The Electoral Commission has said that it will not begin an investigation into the single biggest donation in the history of Northern Ireland politics – £435,000 given to the DUP during the Brexit campaign to fund campaigning in Great Britain.
The donation has long been the subject of controversy, with suggestions that the money was given to the DUP to circumvent donor transparency rules in the rest of the UK and take advantage of Northern Ireland’s unique donor secrecy law.
Under pressure to voluntarily reveal the donor, last year the DUP revealed that it came from the Constitutional Research Council (CRC) in Scotland, a virtually unheard of entity with just one known member – former Scottish Tory candidate and businessman Richard Cook.
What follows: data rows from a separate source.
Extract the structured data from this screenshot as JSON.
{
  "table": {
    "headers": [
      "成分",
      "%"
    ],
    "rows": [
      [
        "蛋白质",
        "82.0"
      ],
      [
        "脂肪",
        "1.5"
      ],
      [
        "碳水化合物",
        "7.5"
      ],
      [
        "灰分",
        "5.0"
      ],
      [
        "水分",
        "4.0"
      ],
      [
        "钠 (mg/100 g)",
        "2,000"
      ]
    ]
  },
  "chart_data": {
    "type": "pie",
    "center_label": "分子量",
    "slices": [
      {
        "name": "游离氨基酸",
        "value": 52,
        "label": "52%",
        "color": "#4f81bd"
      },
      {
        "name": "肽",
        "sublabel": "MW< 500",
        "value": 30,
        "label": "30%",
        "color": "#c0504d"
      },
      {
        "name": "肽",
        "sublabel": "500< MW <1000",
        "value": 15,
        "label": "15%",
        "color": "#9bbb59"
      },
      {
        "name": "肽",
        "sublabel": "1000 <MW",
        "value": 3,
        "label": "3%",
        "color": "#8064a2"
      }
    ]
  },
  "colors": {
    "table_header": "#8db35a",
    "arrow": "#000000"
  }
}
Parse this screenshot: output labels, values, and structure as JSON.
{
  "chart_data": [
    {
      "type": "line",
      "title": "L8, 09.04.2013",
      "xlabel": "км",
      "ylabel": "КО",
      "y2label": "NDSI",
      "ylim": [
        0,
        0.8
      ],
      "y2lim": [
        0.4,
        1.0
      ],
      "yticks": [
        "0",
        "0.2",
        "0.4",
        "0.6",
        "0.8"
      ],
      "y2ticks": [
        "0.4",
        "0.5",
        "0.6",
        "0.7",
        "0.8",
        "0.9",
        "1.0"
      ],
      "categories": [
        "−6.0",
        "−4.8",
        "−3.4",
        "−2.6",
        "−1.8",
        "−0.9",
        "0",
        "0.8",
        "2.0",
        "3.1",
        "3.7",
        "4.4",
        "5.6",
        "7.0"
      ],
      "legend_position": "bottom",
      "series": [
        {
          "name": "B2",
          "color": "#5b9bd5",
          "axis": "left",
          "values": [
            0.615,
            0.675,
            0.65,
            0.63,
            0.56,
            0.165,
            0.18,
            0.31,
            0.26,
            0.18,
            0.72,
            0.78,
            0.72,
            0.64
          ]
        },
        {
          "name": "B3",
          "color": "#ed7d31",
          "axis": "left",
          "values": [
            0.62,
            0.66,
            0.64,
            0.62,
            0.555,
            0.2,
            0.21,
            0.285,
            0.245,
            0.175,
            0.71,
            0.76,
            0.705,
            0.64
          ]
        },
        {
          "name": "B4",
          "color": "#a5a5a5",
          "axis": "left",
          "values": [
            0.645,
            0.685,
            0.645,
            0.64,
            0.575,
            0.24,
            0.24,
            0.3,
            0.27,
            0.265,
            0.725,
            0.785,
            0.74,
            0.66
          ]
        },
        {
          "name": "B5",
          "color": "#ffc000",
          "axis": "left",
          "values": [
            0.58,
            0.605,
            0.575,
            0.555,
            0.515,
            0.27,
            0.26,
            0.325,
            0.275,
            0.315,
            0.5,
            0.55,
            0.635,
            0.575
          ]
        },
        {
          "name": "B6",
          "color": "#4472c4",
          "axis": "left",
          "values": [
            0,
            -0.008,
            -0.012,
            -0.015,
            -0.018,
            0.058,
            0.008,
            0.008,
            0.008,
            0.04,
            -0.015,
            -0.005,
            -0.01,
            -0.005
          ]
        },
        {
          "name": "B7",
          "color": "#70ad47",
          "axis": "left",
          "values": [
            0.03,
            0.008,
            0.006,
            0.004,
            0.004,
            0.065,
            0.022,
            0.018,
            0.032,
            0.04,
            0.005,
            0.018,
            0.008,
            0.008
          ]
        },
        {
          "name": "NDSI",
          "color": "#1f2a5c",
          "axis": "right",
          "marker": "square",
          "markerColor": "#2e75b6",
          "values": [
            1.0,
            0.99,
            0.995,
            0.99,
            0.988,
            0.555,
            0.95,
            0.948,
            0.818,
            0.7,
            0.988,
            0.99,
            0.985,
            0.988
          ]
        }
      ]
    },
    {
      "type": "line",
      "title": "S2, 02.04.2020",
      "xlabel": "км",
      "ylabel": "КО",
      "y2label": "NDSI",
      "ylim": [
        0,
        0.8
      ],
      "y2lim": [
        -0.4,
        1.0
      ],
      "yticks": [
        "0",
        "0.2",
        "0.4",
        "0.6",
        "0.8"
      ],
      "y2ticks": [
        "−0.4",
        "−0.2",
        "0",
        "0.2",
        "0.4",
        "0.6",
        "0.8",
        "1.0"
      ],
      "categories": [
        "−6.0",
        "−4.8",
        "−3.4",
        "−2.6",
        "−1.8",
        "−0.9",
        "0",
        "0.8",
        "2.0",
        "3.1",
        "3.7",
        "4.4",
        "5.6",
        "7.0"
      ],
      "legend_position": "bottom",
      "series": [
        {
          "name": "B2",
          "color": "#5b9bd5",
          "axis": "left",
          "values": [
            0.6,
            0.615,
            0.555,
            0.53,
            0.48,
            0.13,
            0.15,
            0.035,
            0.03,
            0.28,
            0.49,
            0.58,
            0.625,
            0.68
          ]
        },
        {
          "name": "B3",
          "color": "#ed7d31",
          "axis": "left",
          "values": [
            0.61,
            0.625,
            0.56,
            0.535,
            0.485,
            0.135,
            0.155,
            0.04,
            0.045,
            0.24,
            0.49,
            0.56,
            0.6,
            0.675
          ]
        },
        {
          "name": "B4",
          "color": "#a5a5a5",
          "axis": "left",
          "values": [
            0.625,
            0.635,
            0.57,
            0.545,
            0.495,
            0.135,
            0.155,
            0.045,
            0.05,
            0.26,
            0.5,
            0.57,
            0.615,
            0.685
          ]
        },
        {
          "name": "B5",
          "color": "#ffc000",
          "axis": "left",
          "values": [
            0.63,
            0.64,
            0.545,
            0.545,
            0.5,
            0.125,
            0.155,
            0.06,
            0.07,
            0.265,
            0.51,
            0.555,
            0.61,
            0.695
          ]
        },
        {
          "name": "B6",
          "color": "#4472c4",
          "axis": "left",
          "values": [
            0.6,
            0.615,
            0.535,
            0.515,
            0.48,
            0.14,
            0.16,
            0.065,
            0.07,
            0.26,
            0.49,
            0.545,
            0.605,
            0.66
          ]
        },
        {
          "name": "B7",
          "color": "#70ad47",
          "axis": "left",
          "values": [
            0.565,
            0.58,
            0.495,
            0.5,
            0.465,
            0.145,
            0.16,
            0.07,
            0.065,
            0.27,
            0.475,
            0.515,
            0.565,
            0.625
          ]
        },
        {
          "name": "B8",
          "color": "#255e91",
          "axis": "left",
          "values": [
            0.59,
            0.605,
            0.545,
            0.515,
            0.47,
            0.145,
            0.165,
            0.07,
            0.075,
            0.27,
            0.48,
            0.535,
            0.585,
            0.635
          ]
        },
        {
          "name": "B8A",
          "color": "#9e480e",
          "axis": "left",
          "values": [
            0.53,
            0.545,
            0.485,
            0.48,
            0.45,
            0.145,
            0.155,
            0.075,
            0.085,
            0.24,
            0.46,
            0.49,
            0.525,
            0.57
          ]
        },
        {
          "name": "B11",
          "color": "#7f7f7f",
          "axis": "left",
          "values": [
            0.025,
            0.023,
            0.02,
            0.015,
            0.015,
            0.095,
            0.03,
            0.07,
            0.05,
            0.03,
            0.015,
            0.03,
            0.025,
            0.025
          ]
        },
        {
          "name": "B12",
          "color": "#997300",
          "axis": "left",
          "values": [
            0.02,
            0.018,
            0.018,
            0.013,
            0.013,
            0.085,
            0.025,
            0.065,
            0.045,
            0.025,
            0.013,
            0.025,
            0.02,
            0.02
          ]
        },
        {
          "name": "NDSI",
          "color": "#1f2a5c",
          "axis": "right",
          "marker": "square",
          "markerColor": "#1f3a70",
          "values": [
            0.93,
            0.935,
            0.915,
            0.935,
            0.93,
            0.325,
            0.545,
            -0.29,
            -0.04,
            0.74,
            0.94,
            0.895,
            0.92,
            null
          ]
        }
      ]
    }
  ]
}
However, it appeared that the CRC had not been the original source of the money. Mr Cook and the DUP have always said that the donation met every legal requirement.
On June 26, BBC Northern Ireland’s Spotlight investigative programme broadcast a report which suggested that the DUP incurred joint spending with other EU referendum campaigners but did not declare it properly. Mr Cook has threatened to sue over the programme.
The Electoral Commission said it had asked the BBC for “further evidence” but was told that there was no “significant information” other than what was in the programme. The commission said it had considered other potential sources of evidence but “concluded it does not have grounds to open an investigation”.
It concluded by drawing attention to the government’s decision last year to ensure that donors – including the donation in question – made in the years prior to last year cannot be named.
DUP MP Gregory Campbell, a vocal critic of the BBC, said the Electoral Commission’s statement was the “latest embarrassment for the BBC” which “now begs a series of questions for the publicly funded BBC”. He asked if the BBC would issue a detailed breakdown of the amount of public money spent on producing the programme and why the programme was “fronted by a self-confessed ‘EU Remain’ campaigner”?
The programme was presented by Jim Fitzpatrick, BBC Northern Ireland’s highly experienced former business and economics editor who did the Spotlight programme on a freelance basis. But the DUP drew attention to multiple anti-Brexit tweets which Mr Fitzpatrick – who has since deleted his Twitter account – wrote in the wake of the EU referendum, one of which linked to a pro-Brexit column by Boris Johnson three days after the referendum and described the senior Tory as “a delusional moron”.
A BBC spokesman said the programme “raised important issues of public interest” and kept by BBC editorial guidelines, including those relating to accuracy and independence.